We are tasked with finding the sum of the two expressions:

1. $6x^2 + 10x - 76x^2 + 10x - 7$
2. $-x^2 - 8x$

Step-by-step solution:

1. Combine like terms in the first expression: $6x^2 - 76x^2 + 10x + 10x - 7$ Simplify the coefficients: $(6x^2 - 76x^2) + (10x + 10x) - 7 = -70x^2 + 20x - 7$

2. Simplify the second expression: The second expression is already simplified: $-x^2 - 8x$

3. Add the two expressions: Combine $-70x^2 + 20x - 7$ with $-x^2 - 8x$: $(-70x^2 - x^2) + (20x - 8x) - 7$ Simplify each group: $-71x^2 + 12x - 7$

Final Answer:

$\boxed{-71x^2 + 12x - 7}$

Would you like a detailed breakdown of any step or related questions?
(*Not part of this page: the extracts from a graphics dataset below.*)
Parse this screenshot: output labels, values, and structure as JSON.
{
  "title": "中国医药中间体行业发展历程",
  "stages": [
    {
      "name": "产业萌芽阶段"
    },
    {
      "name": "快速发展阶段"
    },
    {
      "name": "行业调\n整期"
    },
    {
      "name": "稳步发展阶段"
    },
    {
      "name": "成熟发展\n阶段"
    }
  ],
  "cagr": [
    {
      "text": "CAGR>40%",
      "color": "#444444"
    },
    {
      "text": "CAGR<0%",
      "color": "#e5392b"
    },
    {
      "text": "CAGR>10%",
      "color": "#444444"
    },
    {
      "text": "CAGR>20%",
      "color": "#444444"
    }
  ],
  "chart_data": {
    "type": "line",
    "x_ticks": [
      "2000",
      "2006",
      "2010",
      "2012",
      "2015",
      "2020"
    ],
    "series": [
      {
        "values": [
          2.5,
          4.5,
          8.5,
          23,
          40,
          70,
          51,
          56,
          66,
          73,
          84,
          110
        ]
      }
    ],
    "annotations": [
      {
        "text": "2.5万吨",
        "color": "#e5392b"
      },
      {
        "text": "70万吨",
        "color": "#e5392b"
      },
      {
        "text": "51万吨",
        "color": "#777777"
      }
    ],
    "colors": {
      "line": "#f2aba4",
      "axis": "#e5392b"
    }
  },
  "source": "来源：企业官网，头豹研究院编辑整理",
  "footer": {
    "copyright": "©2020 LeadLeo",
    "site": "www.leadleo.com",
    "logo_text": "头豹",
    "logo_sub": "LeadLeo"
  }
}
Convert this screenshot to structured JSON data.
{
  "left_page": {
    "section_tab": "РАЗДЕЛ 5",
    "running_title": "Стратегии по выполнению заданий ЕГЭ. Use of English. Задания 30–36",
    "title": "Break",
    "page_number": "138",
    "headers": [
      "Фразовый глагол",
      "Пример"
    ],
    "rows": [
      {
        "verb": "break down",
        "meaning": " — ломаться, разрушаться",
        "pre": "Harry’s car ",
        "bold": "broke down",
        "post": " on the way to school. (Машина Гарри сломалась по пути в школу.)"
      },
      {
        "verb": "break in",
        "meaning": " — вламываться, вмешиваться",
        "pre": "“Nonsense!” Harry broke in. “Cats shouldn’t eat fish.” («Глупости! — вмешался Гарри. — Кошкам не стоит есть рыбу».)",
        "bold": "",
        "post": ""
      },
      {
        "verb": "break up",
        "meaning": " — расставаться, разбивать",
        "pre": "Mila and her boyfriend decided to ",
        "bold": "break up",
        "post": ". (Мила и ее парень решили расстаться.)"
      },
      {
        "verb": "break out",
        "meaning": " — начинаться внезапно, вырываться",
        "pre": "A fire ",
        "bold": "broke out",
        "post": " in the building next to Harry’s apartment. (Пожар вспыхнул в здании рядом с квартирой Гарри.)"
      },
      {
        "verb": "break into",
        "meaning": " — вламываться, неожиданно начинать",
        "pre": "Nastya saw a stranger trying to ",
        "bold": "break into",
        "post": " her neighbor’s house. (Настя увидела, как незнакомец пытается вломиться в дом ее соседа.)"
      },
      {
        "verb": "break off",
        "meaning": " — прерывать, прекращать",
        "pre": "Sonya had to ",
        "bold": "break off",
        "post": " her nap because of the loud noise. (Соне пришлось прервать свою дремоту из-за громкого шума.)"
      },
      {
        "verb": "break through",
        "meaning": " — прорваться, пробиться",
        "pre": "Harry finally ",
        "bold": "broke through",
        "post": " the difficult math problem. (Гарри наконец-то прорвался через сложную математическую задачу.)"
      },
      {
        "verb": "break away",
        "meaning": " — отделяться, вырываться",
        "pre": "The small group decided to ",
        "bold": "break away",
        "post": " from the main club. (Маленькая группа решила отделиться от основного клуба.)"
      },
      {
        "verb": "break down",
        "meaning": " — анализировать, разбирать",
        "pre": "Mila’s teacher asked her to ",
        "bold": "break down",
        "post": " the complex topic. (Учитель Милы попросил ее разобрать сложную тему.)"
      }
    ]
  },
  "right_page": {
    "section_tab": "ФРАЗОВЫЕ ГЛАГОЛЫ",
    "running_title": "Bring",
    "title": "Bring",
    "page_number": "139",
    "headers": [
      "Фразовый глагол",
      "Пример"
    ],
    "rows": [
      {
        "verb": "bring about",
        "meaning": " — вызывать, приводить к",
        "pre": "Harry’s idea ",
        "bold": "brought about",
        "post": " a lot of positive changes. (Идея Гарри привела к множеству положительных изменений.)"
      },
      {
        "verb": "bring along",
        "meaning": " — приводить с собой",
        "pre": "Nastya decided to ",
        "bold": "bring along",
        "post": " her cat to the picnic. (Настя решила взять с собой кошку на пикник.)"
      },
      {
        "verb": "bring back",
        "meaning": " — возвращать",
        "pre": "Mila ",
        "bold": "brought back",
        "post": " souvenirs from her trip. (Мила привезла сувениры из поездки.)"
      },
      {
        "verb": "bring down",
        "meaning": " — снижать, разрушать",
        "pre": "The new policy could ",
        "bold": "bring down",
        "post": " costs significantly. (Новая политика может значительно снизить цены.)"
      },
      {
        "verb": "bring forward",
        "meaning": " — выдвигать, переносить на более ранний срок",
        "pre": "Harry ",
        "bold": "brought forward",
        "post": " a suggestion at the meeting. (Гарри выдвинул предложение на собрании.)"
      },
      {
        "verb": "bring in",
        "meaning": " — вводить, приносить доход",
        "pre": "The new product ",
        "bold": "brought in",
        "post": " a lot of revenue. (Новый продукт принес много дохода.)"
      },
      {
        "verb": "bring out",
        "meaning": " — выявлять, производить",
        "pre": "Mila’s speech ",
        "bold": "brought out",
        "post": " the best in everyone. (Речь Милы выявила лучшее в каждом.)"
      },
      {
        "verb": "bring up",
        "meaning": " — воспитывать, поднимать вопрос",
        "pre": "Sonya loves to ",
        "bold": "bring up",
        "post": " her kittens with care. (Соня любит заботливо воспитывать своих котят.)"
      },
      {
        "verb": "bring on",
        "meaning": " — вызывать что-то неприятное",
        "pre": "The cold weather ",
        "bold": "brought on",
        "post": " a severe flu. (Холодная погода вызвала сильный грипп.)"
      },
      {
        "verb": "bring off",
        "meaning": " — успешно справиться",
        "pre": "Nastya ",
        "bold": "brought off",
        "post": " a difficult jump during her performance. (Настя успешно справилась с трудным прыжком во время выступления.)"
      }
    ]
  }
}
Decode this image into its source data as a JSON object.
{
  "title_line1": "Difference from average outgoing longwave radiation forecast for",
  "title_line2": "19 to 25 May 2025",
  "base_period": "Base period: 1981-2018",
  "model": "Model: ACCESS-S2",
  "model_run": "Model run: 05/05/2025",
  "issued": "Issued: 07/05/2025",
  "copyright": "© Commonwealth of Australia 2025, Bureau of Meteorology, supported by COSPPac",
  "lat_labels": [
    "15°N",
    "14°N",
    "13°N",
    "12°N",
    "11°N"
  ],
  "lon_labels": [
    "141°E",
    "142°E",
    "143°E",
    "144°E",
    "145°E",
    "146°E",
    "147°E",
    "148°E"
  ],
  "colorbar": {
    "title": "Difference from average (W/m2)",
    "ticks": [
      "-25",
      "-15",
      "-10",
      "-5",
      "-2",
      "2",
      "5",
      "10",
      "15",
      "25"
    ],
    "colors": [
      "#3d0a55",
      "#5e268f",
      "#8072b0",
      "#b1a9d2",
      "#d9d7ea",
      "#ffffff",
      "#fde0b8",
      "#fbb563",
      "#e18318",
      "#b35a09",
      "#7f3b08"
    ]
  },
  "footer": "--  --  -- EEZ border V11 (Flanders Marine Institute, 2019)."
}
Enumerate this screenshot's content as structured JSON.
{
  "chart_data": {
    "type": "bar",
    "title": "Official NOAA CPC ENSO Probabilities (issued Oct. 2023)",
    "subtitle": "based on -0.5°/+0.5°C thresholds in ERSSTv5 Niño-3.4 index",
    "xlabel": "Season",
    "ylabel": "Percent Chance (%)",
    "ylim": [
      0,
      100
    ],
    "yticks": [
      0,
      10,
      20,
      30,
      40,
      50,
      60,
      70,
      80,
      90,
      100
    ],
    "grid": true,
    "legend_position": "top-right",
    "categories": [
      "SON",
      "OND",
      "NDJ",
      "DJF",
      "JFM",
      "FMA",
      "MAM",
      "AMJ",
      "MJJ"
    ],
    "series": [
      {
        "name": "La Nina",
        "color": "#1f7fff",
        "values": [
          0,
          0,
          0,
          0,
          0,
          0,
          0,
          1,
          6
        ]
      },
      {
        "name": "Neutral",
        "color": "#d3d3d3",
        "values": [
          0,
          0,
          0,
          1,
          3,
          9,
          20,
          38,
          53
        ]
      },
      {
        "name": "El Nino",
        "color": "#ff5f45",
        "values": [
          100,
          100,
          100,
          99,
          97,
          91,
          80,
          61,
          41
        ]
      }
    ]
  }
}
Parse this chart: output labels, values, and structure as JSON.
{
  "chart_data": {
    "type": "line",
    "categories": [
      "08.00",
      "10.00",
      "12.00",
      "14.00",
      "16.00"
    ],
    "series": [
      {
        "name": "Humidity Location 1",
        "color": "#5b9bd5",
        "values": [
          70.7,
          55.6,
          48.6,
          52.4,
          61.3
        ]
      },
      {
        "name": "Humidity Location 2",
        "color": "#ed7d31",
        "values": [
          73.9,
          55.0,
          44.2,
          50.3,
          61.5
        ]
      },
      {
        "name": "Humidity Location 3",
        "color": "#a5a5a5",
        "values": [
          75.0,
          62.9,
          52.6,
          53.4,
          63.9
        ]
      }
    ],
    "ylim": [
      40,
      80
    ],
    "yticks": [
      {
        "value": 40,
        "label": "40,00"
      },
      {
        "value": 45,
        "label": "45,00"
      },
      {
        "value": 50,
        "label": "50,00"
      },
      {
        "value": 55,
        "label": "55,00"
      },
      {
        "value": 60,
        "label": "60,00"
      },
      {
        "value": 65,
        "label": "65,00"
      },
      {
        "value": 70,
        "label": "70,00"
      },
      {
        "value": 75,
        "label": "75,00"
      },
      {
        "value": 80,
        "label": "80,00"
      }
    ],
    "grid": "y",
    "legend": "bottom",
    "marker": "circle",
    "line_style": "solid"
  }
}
Here are some follow-ups:

1. What are the steps for combining like terms in polynomials?
2. How do negative coefficients affect polynomial addition?
3. What is the general rule for adding polynomials with different degrees?
4. Could you explain how constants (like $-7$) are handled during addition?
5. What is the importance of arranging polynomials in standard form?

Tip: Always align like terms (same power of $x$) when adding or subtracting polynomials to avoid errors.